Recently, there has been various episodes of web crisis in which some brands have been subject to negative comments or complaints on social networks due to wrong advertising campaigns or dissatisfied customers or posts or comments from top management which are considered offensive.

In some cases there has been a real public shaming which causes considerable damage worldwide to the brand reputation of the concerned enterprises.

This problem is not new to the business world but with the arrival of internet and the social network after, one has to be very careful.

It is very important for companies to adopt a strategy to combat damage reputation so as to limit damages.

Of course, an assessment of the damage has to be made on a case by case basis because in some cases a timely response is necessary to the complaint, whilst sometimes it is better not to take any position so that the news is forgetten.

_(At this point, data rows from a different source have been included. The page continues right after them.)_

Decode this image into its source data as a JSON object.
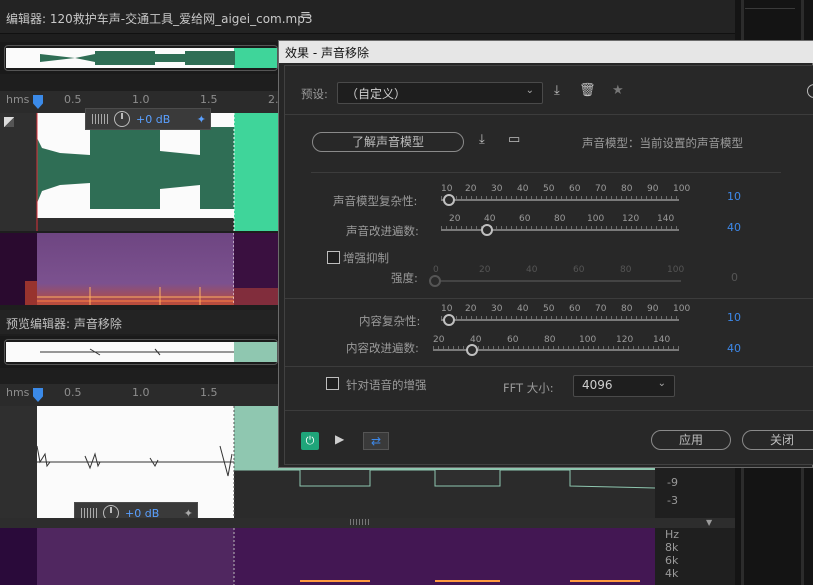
{
  "editor": {
    "title": "编辑器: 120救护车声-交通工具_爱给网_aigei_com.mp3",
    "menu_icon": "hamburger-icon"
  },
  "preview": {
    "title": "预览编辑器: 声音移除"
  },
  "ruler": {
    "unit": "hms",
    "ticks": [
      "0.5",
      "1.0",
      "1.5",
      "2."
    ]
  },
  "hud": {
    "volume": "+0 dB"
  },
  "db_scale": [
    "-9",
    "-3"
  ],
  "hz_scale": [
    "Hz",
    "8k",
    "6k",
    "4k"
  ],
  "dialog": {
    "title": "效果 - 声音移除",
    "preset_label": "预设:",
    "preset_value": "（自定义）",
    "learn_button": "了解声音模型",
    "model_status": "声音模型：当前设置的声音模型",
    "sliders": {
      "model_complexity": {
        "label": "声音模型复杂性:",
        "scale": [
          "10",
          "20",
          "30",
          "40",
          "50",
          "60",
          "70",
          "80",
          "90",
          "100"
        ],
        "value": "10",
        "fraction": 0.0
      },
      "model_passes": {
        "label": "声音改进遍数:",
        "scale": [
          "20",
          "40",
          "60",
          "80",
          "100",
          "120",
          "140"
        ],
        "value": "40",
        "fraction": 0.16
      },
      "enhance_strength": {
        "label": "强度:",
        "scale": [
          "0",
          "20",
          "40",
          "60",
          "80",
          "100"
        ],
        "value": "0",
        "fraction": 0.0,
        "disabled": true
      },
      "content_complexity": {
        "label": "内容复杂性:",
        "scale": [
          "10",
          "20",
          "30",
          "40",
          "50",
          "60",
          "70",
          "80",
          "90",
          "100"
        ],
        "value": "10",
        "fraction": 0.0
      },
      "content_passes": {
        "label": "内容改进遍数:",
        "scale": [
          "20",
          "40",
          "60",
          "80",
          "100",
          "120",
          "140"
        ],
        "value": "40",
        "fraction": 0.16
      }
    },
    "enhance_suppress": "增强抑制",
    "speech_enhance": "针对语音的增强",
    "fft_label": "FFT 大小:",
    "fft_value": "4096",
    "apply_button": "应用",
    "close_button": "关闭",
    "colors": {
      "accent": "#3d88e8",
      "power": "#1fa57a"
    }
  },
  "colors": {
    "waveform": "#3fd59a",
    "waveform_dim": "#4a8a70",
    "spectral": "#6a3a7a"
  }
}
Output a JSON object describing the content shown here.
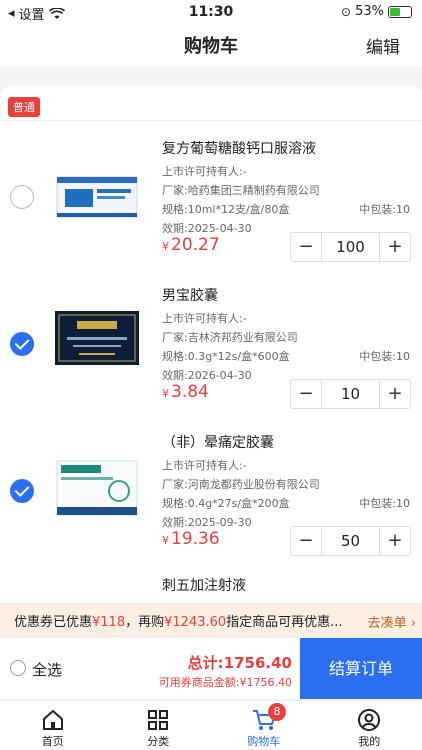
{
  "status": {
    "back_label": "设置",
    "time": "11:30",
    "battery": "53%",
    "battery_level": 0.53
  },
  "nav": {
    "title": "购物车",
    "edit": "编辑"
  },
  "tag": "普通",
  "items": [
    {
      "name": "复方葡萄糖酸钙口服溶液",
      "holder": "上市许可持有人:-",
      "maker": "厂家:哈药集团三精制药有限公司",
      "spec": "规格:10ml*12支/盒/80盒",
      "pack": "中包装:10",
      "expiry": "效期:2025-04-30",
      "price": "20.27",
      "qty": "100",
      "checked": false
    },
    {
      "name": "男宝胶囊",
      "holder": "上市许可持有人:-",
      "maker": "厂家:吉林济邦药业有限公司",
      "spec": "规格:0.3g*12s/盒*600盒",
      "pack": "中包装:10",
      "expiry": "效期:2026-04-30",
      "price": "3.84",
      "qty": "10",
      "checked": true
    },
    {
      "name": "（非）晕痛定胶囊",
      "holder": "上市许可持有人:-",
      "maker": "厂家:河南龙都药业股份有限公司",
      "spec": "规格:0.4g*27s/盒*200盒",
      "pack": "中包装:10",
      "expiry": "效期:2025-09-30",
      "price": "19.36",
      "qty": "50",
      "checked": true
    },
    {
      "name": "刺五加注射液"
    }
  ],
  "currency": "¥",
  "coupon": {
    "prefix": "优惠券已优惠",
    "amount1": "¥118",
    "mid": "，再购",
    "amount2": "¥1243.60",
    "suffix": "指定商品可再优惠...",
    "link": "去凑单"
  },
  "checkout": {
    "select_all": "全选",
    "total": "总计:1756.40",
    "coupon_total": "可用券商品金额:¥1756.40",
    "button": "结算订单"
  },
  "tabs": [
    {
      "label": "首页",
      "icon": "home-icon"
    },
    {
      "label": "分类",
      "icon": "category-icon"
    },
    {
      "label": "购物车",
      "icon": "cart-icon",
      "badge": "8",
      "active": true
    },
    {
      "label": "我的",
      "icon": "profile-icon"
    }
  ],
  "colors": {
    "accent": "#2c6ff0",
    "price": "#e8403c"
  }
}
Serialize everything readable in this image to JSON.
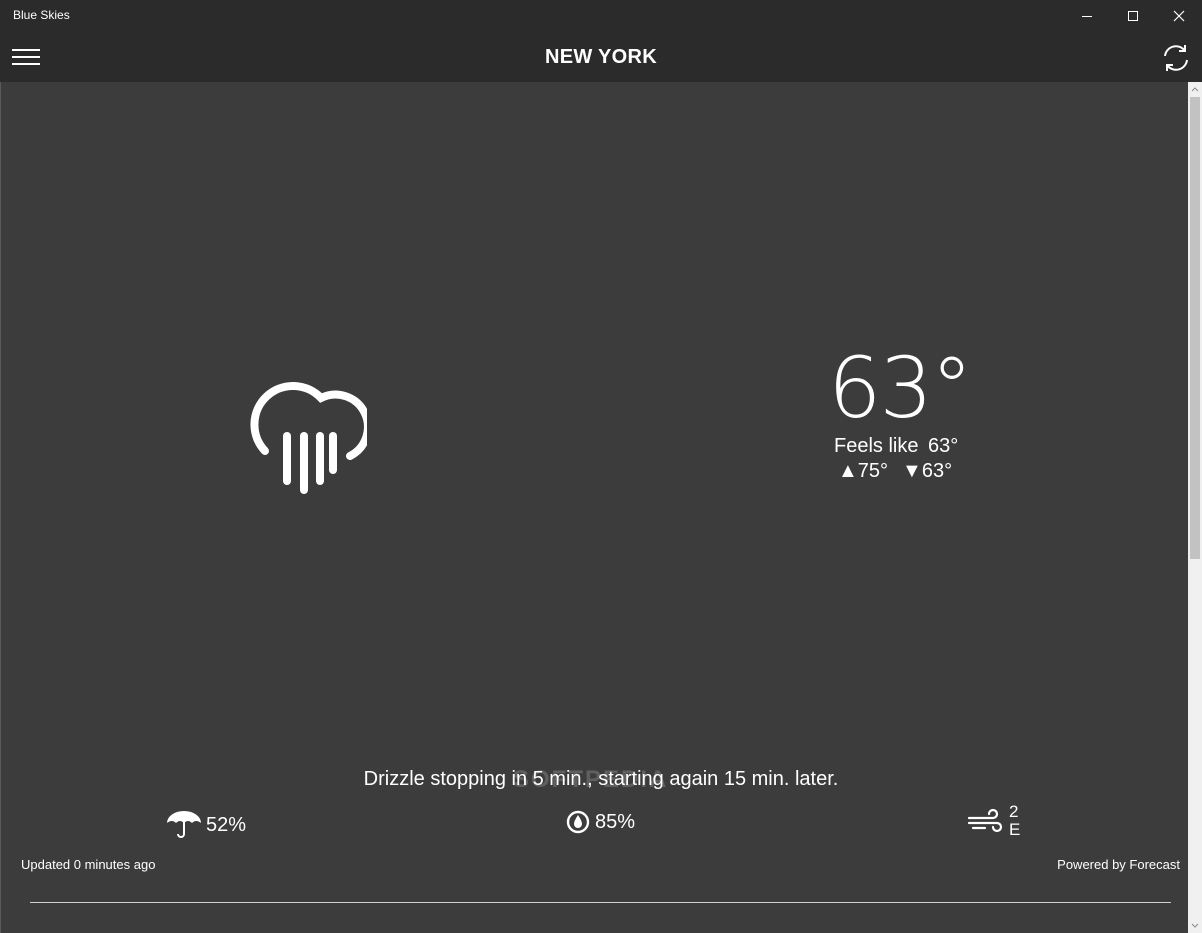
{
  "window": {
    "title": "Blue Skies"
  },
  "header": {
    "city": "NEW YORK"
  },
  "current": {
    "icon": "rain-cloud-icon",
    "temperature": "63°",
    "feels_like_label": "Feels like",
    "feels_like_value": "63°",
    "high_arrow": "▲",
    "high": "75°",
    "low_arrow": "▼",
    "low": "63°"
  },
  "summary": "Drizzle stopping in 5 min., starting again 15 min. later.",
  "watermark": "SOFTPEDIA",
  "stats": {
    "precipitation": {
      "icon": "umbrella-icon",
      "value": "52%"
    },
    "humidity": {
      "icon": "water-drop-icon",
      "value": "85%"
    },
    "wind": {
      "icon": "wind-icon",
      "speed": "2",
      "direction": "E"
    }
  },
  "footer": {
    "updated": "Updated 0 minutes ago",
    "powered_by": "Powered by Forecast"
  }
}
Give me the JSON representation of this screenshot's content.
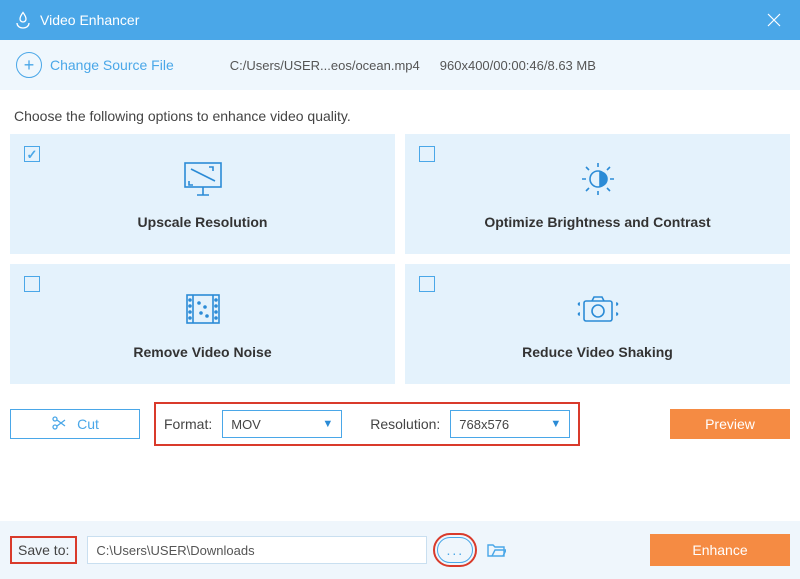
{
  "titlebar": {
    "title": "Video Enhancer"
  },
  "source": {
    "change_label": "Change Source File",
    "path": "C:/Users/USER...eos/ocean.mp4",
    "info": "960x400/00:00:46/8.63 MB"
  },
  "instruction": "Choose the following options to enhance video quality.",
  "options": [
    {
      "key": "upscale",
      "label": "Upscale Resolution",
      "checked": true
    },
    {
      "key": "brightness",
      "label": "Optimize Brightness and Contrast",
      "checked": false
    },
    {
      "key": "noise",
      "label": "Remove Video Noise",
      "checked": false
    },
    {
      "key": "shaking",
      "label": "Reduce Video Shaking",
      "checked": false
    }
  ],
  "controls": {
    "cut_label": "Cut",
    "format_label": "Format:",
    "format_value": "MOV",
    "resolution_label": "Resolution:",
    "resolution_value": "768x576",
    "preview_label": "Preview"
  },
  "save": {
    "label": "Save to:",
    "path": "C:\\Users\\USER\\Downloads",
    "browse": "...",
    "enhance_label": "Enhance"
  }
}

In some cases however, the comments and complaints require legal action in order to ascertain the damage of the reputation of the enterprise and/or its trademark and in order to obtain an order to remove the harmful content.

At the beginning of this year the Tribunal of Rome has handed down a decision declaring that some comments posted on Facebook by a group of users was harmful to the reputation and pride of the Reti Televisive Italiane, which was heavily criticised for haing broadcasted a cartoon which some Facebook users thought was not adapt for youths because not cultural enough. In this case the Tribunal has recognized that the social network is responsible for the defamatory and disparaging comments ordering it to immediately remove such comments and sentencing it compensate damages.

More recently, there was an interesting decision issued by the European Court of Justice dated 3 October 2019 in a defamatory case which occurred online against a physical person, but has stated an important principle applicable also to legal entities.The European Court has indeed recognised that the order, by the judicial authority, to a host service provider (in this case Facebook), to remove the harmful comments and allegations to someone’s reputation may also include information which it stores, the content of which is identical to the conent of information which was previously decalred to be ulawful, irrespective of who requested the storage of that information. LIkewise the messages whose content remains basically the same with respect to the one that gave rise to the assessment of unlawfulness.

Moreover this is an important decision because a national Judge may order a host provider to remove information covered by the injunction worldwide within the framework of the relevant international law.

This decision clearly expresses principles that can be applied also to cases that do not involve physical persons but legal entities, allowing the latters to bring action before a national authority obtaining measures that have effect worldwide and not just limited to contents and posts that they were aware of at the time of the institution of the proceedings.

In this way, the protection of the reputation of brand images may be more efficiently ensured.